Data dependencies are files that are required by the study to run. In the approach we suggest, these files should be:

Declared as dependencies in the study's scan configuration (optional, but better for portability).
Declared as parameters in the study's main configuration, with relative or absolute paths.
If running the study on a cluster, declared in the dictionary of dependencies dic_dependencies_per_gen which is passed to the submit() function.

Indeed, dependencies which are declared in the study scan configuration will be automatically copied and placed at the root of the study. This way, the study can access them using relative paths (which must be adapted for each generation, of course.

You can do that either by having several paths in the configuration, or by prefixing appropriately the path using ../ in the template script), or absolute path (simpler, but less portable). In any case, if the study is run on a cluster, the relative paths will be mutated to be absolute paths.

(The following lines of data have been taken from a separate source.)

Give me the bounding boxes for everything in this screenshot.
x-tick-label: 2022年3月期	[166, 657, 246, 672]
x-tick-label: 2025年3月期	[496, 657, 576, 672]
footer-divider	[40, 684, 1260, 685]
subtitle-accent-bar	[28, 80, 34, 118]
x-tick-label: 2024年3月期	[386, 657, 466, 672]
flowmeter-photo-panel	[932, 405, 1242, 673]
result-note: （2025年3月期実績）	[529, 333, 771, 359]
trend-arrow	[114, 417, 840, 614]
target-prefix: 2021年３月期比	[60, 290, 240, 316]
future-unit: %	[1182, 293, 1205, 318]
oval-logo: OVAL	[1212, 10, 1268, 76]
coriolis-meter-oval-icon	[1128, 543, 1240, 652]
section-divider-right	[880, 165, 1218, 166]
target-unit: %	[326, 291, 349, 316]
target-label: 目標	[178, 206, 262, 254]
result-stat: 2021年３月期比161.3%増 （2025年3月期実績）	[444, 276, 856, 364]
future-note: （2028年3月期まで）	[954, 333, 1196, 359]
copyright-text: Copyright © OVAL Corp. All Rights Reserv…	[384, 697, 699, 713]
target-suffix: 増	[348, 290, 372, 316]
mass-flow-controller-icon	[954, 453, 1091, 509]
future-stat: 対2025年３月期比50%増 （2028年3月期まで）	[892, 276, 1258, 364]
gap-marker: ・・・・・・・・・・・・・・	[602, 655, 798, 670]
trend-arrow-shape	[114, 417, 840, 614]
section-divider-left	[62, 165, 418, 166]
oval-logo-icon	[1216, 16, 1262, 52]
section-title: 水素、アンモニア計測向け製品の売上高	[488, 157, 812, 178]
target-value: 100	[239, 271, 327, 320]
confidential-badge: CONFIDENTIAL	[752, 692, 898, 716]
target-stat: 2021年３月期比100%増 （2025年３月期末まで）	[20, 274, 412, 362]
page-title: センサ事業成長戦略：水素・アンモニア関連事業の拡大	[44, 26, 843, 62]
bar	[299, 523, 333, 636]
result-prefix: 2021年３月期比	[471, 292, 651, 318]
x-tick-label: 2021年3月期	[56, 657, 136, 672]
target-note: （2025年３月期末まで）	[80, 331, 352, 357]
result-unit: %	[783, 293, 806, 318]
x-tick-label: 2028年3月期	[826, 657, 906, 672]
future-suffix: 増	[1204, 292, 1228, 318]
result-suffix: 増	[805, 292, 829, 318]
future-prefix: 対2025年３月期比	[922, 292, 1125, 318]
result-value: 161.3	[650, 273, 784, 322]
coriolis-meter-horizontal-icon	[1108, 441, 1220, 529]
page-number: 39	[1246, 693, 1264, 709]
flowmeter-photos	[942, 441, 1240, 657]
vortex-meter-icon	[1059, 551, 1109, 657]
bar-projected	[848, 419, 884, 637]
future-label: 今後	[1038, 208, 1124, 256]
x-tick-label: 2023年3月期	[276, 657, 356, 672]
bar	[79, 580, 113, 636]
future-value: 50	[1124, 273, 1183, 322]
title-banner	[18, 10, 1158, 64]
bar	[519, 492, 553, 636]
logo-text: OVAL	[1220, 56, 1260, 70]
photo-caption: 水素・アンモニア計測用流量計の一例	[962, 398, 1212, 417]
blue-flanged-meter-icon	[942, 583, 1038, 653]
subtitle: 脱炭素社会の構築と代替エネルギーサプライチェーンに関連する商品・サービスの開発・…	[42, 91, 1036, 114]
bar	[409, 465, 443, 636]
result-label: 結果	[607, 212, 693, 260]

For instance, your scan configuration could look like something like this:

config_scan.yaml

# ==================================================================================================
# --- Structure of the study ---
# ==================================================================================================
name: example_tune_scan

# List all useful files that will be used by executable in generations below
# These files are placed at the root of the study
dependencies:
  main_configuration: config_hllhc16.yaml
  others:
    - other_config.yaml
    - input_data.parquet

structure:
  # First generation is always at the root of the study
  # such that config_hllhc16.yaml is accessible as ../config_hllhc16.yaml
  generation_1:
    executable: generation_1.py

  # Second generation depends on the config from the first generation
  generation_2:
    executable: generation_2_level_by_nb.py
    scans:
      qx:
        subvariables: [lhcb1, lhcb2]
        linspace: [62.305, 62.330, 26]

In this case, your main configuration should be adapted to have the following field (in the appropriate section):

config_hllhc16.yaml

# Assuming other config will be called from generation 1
other_config: ../other_config.yaml
# Assuming input data will be called from generation 2
input_data: ../../input_data.parquet

If you run this simulation on a cluster, dont forget to declare the dependencies in the dictionary dic_dependencies_per_gen:

submit.py

dic_dependencies_per_gen = {
    1: ['other_config.yaml'],
    2: ['input_data.parquet']
}
submit(
    ...
    dic_dependencies_per_gen=dic_dependencies_per_gen,
    ...
)

Note that we don't need to put the main main_configuration (here config_hllhc16.yaml) in the dictionary of dependencies, as its path doesn't need to be mutated since the file is already copied to the job folder on the node by the run.sh file. In practice, we could copy all the dependencies on the node (avoiding to mutate paths in the config), but it is at the cost of a more complex run.sh file. We chose to keep it simple.

Python dependencies

Python dependencies are modules that are required by the study to run. They could be dealt with just like data dependencies, but they are not parameters of the study and don't really belong in the study configuration file.

Most likely, the simplest approach is to simply add your python modules as dependencies in the scan configuration, and to import them in your template script. Indeed, the python modules will be copied to the root of the study, and, in the provided template scripts, the path to the root of the study is automatically added to the sys.path of the python script. This way, you can import your modules directly in your template script (after the lines corresponding to adding the path to the root of the study to the sys.path, of course).

For instance, your scan configuration could look like something like this:

config_scan.yaml

# ==================================================================================================
# --- Structure of the study ---
# ==================================================================================================
name: example_tune_scan

# List all useful files that will be used by executable in generations below
# These files are placed at the root of the study
dependencies:
  main_configuration: config_hllhc16.yaml
  others:
    - modules/my_module.py

structure:
  # First generation is always at the root of the study
  # such that config_hllhc16.yaml is accessible as ../config_hllhc16.yaml
  generation_1:
    executable: generation_1.py

  # Second generation depends on the config from the first generation
  generation_2:
    executable: generation_2_level_by_nb.py
    scans:
      qx:
        subvariables: [lhcb1, lhcb2]
        linspace: [62.305, 62.330, 26]

In this case, you can import your module directly in your template script (providing also the placeholder to be replaced by the path to the root of the study):

...
path_root_study = "{}  ###---path_root_study---###"
sys.path.append(path_root_study)
import my_module

This import will also work from clusters since the path to the root of the study is absolute.